Please note at the start of the video that after the female officer asks Romona Oliver if she was just married (she did) and then informs Oliver that she is being arrested on a voter fraud warrant , Oliver tries – politely and frazzled – to go and tell her husband what’s going on. It’s heartbreaking.
Then there’s Nathan Hart, 49, who, after being handcuffed and while being searched and having his keys and the like taken out, very calmly, explains that the guy at the “driver’s license place” convinced him to enroll after explaining that he had a felony conviction. “He says, ‘Well, are you still on probation? ! One of the officers says it looks like a good defense against the charges.
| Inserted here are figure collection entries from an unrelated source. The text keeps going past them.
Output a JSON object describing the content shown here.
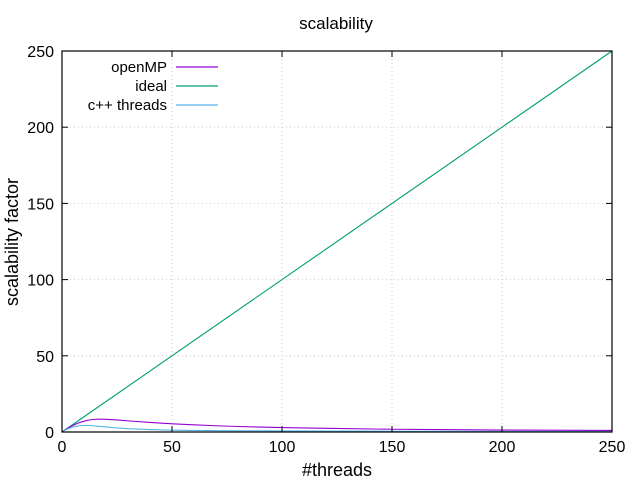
{
  "chart_data": {
    "type": "line",
    "title": "scalability",
    "xlabel": "#threads",
    "ylabel": "scalability factor",
    "xlim": [
      0,
      250
    ],
    "ylim": [
      0,
      250
    ],
    "xticks": [
      0,
      50,
      100,
      150,
      200,
      250
    ],
    "yticks": [
      0,
      50,
      100,
      150,
      200,
      250
    ],
    "grid": true,
    "legend_position": "top-left",
    "series": [
      {
        "name": "openMP",
        "color": "#9400d3",
        "x": [
          1,
          2,
          4,
          6,
          8,
          10,
          12,
          14,
          16,
          18,
          20,
          25,
          30,
          40,
          50,
          60,
          70,
          80,
          100,
          120,
          150,
          170,
          200,
          220,
          250
        ],
        "y": [
          1,
          1.9,
          3.6,
          5.0,
          6.2,
          7.1,
          7.8,
          8.2,
          8.4,
          8.4,
          8.3,
          7.9,
          7.3,
          6.3,
          5.4,
          4.7,
          4.1,
          3.6,
          2.9,
          2.4,
          1.8,
          1.6,
          1.3,
          1.2,
          1.0
        ]
      },
      {
        "name": "ideal",
        "color": "#009e73",
        "x": [
          0,
          250
        ],
        "y": [
          0,
          250
        ]
      },
      {
        "name": "c++ threads",
        "color": "#56b4e9",
        "x": [
          1,
          2,
          4,
          6,
          8,
          10,
          12,
          14,
          16,
          20,
          25,
          30,
          40,
          50,
          60,
          80,
          100,
          150,
          200,
          250
        ],
        "y": [
          0.9,
          1.6,
          2.8,
          3.6,
          4.1,
          4.3,
          4.3,
          4.1,
          3.8,
          3.3,
          2.7,
          2.2,
          1.6,
          1.2,
          1.0,
          0.8,
          0.7,
          0.5,
          0.4,
          0.3
        ]
      }
    ]
  }
}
But the most telling moment is back with Patterson as he sits in the back of the police cruiser, handcuffed. Patterson laments having listened to his brother, who convinced him to vote. “Why would you let me vote? »
The officer responds, “’I’m not sure, mate. I do not know.”
Patterson continues: “So why now? It happened years ago. Why now? Why me?”
The video skips a bit later as the police officer tells the dispatcher over the radio that he is working on whatever needs to be done before taking Patterson to jail. You can hear the dispatcher asking questions about the case he is working on. The officer responds “psssst” and then says, “I’ve never seen these charges before in my entire life. »
On The brief of Daily Kos, we talk about the work being done to keep the Nevada Senate Democratic. We are joined by UNITE HERE Director mario yedidia. UNITE HERE represents more than 250,000 workers in the United States and Canada who work in the hospitality, gaming, restaurant, manufacturing, textile, laundry and airport industries. Yedidia talks to us about what Nevada workers are thinking and voting next November.